Review – The Beguiled (2017)

Since I first saw the amazing and captivating trailer for The Beguiled (check it out for yourself), this movie has been near the top of my must-see list.  I’ve been a huge Nicole Kidman fan for the last couple of . . . uh . . . decades (yikes), on top of it, so I would have likely tried to catch this one, anyway.  But the trailer guaranteed it.  I love when movies look like one thing but turn into another (see Woody Allen’s excellent Match Point for another example) and the marketing department did its job, here, and roped me right in.  I had to drive an hour to catch it, but there was no way I was missing it.

Based on the novel by Thomas Cullinan (which I obviously haven’t read) and directed by Sofia Coppola, The Beguiled is a Civil War period piece set in Virginia in which a wounded Union soldier  by the name of Corporal McBurney (Colin Farrell) is taken in by a small group of teachers and students at a seminary.  Having been segregated from men throughout their lives, and being faced with a Yankee soldier in the Confederate south, McBurney’s very presence causes great unrest and conflict that leads to some unfortunate occurrences.
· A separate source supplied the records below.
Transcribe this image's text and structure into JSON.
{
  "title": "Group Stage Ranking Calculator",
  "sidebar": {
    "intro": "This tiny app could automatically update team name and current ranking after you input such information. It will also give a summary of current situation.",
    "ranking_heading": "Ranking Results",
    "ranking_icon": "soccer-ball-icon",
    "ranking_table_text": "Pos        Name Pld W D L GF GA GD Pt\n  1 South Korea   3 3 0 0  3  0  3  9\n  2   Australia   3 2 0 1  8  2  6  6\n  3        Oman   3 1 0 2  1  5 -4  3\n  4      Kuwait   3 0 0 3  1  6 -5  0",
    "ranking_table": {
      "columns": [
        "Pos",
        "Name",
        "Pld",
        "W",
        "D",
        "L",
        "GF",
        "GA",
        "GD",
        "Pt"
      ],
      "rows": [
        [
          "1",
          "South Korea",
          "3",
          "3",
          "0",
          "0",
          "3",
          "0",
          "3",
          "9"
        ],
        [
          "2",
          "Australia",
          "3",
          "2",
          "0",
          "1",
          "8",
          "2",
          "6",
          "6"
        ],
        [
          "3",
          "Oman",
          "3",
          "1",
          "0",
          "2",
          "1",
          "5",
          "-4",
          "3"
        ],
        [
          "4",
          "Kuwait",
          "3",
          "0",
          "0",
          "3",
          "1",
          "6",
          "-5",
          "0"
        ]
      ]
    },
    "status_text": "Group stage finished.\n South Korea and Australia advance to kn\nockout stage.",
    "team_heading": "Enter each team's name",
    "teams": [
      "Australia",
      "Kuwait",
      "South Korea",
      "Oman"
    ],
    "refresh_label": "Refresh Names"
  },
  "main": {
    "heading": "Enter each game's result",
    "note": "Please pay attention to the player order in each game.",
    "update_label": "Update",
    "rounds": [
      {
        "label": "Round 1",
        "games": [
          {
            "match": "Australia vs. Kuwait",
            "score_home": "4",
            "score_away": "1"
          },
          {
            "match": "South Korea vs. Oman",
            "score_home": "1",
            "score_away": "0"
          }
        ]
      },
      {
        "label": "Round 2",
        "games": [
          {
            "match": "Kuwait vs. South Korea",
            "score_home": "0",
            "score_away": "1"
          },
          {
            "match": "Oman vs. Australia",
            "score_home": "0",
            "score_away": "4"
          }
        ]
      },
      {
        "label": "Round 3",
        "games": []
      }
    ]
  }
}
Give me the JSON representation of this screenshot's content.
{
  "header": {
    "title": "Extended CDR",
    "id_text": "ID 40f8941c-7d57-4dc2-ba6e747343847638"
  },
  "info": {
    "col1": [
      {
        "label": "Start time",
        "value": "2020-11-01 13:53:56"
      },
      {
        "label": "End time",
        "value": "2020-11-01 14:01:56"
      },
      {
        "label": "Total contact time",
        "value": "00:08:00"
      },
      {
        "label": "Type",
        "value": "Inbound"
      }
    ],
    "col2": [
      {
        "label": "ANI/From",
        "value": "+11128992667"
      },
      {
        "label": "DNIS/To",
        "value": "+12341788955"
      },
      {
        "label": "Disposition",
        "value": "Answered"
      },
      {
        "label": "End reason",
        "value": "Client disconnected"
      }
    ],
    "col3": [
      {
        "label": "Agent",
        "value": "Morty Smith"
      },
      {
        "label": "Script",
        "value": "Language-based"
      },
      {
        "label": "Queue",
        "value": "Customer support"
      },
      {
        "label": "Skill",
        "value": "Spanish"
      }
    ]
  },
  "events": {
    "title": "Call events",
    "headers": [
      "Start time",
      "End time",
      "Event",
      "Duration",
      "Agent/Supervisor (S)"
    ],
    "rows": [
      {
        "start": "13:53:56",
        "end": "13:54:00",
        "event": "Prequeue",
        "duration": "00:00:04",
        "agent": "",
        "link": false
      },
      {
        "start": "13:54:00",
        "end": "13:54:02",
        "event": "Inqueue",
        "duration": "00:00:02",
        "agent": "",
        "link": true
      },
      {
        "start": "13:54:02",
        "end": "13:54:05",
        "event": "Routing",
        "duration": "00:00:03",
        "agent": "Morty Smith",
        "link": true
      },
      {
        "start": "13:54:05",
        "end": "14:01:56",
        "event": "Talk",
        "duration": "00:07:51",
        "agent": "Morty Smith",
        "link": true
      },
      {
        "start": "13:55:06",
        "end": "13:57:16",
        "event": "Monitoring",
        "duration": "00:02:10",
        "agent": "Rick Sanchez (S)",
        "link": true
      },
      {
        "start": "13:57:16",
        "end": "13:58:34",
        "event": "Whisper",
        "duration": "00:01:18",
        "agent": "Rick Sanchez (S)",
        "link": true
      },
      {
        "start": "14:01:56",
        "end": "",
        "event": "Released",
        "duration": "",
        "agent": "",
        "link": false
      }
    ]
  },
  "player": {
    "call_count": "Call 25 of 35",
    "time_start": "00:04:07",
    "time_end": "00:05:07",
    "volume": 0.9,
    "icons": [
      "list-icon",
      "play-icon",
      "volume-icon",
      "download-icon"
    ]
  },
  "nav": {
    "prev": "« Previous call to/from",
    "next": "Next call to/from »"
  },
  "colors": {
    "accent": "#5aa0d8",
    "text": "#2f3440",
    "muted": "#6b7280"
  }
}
Lately, independent films have steered more and more towards mainstream sensibilities (i.e. attention spans) in their subject matter and presentation, but Coppola goes the more traditional low-budget route with The Beguiled.  The film is very soft, quiet, and methodical until it reaches the climax, at which point the dam breaks.  It’s clear from the opening frame – simply by the tone and musical choices – that something powerful is being built towards, but the film certainly takes its time getting there.

This didn’t bother me, personally.  I enjoyed watching the performances and trying to read them for clues regarding how the events were going to play out.  The premise is a concoction of supremely combustible elements and there is never any question that things are going to go south in epic fashion.  But there are so many possibilities for how that could occur that to reveal it too early would suck all of the fun and suspense out of the film.  Coppola admirably restrains herself, telling the story in the way she knows is best instead of catering to the impatient generation of typical modern filmgoers.

The performances are as nimble as Coppola’s direction, and remarkably layered, as well.  Kidman, Farrell, Elle Fanning, and Kirsten Dunst all provide earnest, believable turns as their characters do their best to navigate through uncharted waters.  Through the efforts of the cast and crew, the film works as a metaphor for modern society where there is a constant internal struggle between automatically seeing the worst in those with different viewpoints than oneself and the need to believe that everyone is good on the inside.  It’s this internal struggle that provides the primary conflict in the film and serves as the impetus for all of the most pertinent decision-making that occurs.

Said conflict is primarily internal, however, which may perturb some viewers who were misled by the trailers.  And, as strong as those trailers are, I have to admit that they are, in fact, misleading.  They present the film as more of a thriller than the straightforward period drama that it is, in actuality.  Also, when things do begin to go wrong for the characters, the motivations behind their actions are likely not going to be in the realm of audience expectations.  And that’s fine for those who, as I often say, judge films based on what they are and not what they aren’t.  But for those (of which there are many) who get an idea into their heads of what a film should be before they see it and then scoff at anything that contradicts their narrow-minded artistic license, they may want to educate themselves a little more about this particular narrative before plunking down their ten dollars to see it.

For me, though The Beguiled wasn’t quite as gripping as I would have liked it to be, I can’t complain too much.  The direction and acting are all top-notch, if subdued, and the characters all behave realistically, allowing the narrative to unfold at a grounded pace and in an organic manner.  I was hoping this one would be strong enough to have a shot at my year-end Top Ten.  It won’t likely be there by the time 2017 has ended, but The Beguiled is still a strong, well-crafted look at the effect of the fear and mistrust on society and relationships.